After half an hour of the two of us fumbling about, I'd learned that a Canon 600D is a Canon Kiss X4 if you're buying a Japanese version (which I knew already, but it's good to have your Japanese-English translations corroborated), that there are at least five different cameras that don't do what I was asking for, and that there's now a salesman in Wan Chai called Yo who despises me for wasting his time with idiotic questions about cameras. Jolly educational, really.

* If you want to buy cheap, useful things for cameras much cheaper than in a shop in an enormous mall, you can take the MTR to the splendours of Sham Shui Po, but we'll come to that another day.
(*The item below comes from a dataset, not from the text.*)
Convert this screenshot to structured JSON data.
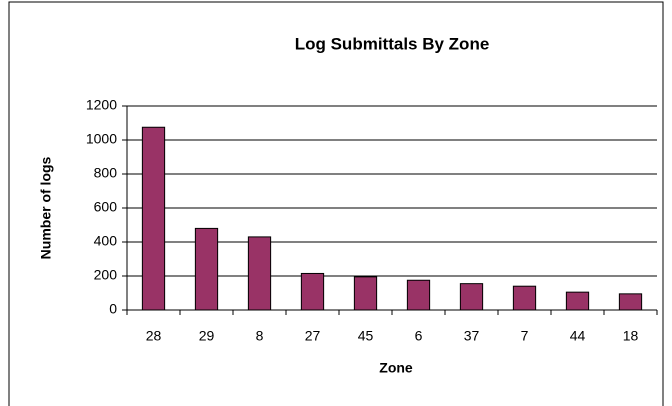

There's also the camera shops in Central (useful for spending lots of money on incredibly expensive things and occasionally getting something you can't find anywhere else) and the big chains (Fortress and Broadway) which leverage their corporate expertise in flogging televisions/air conditioners/washing machines to give you expert advice on camera lenses that turn out to be 4,000 dollars more expensive than Wan Chai.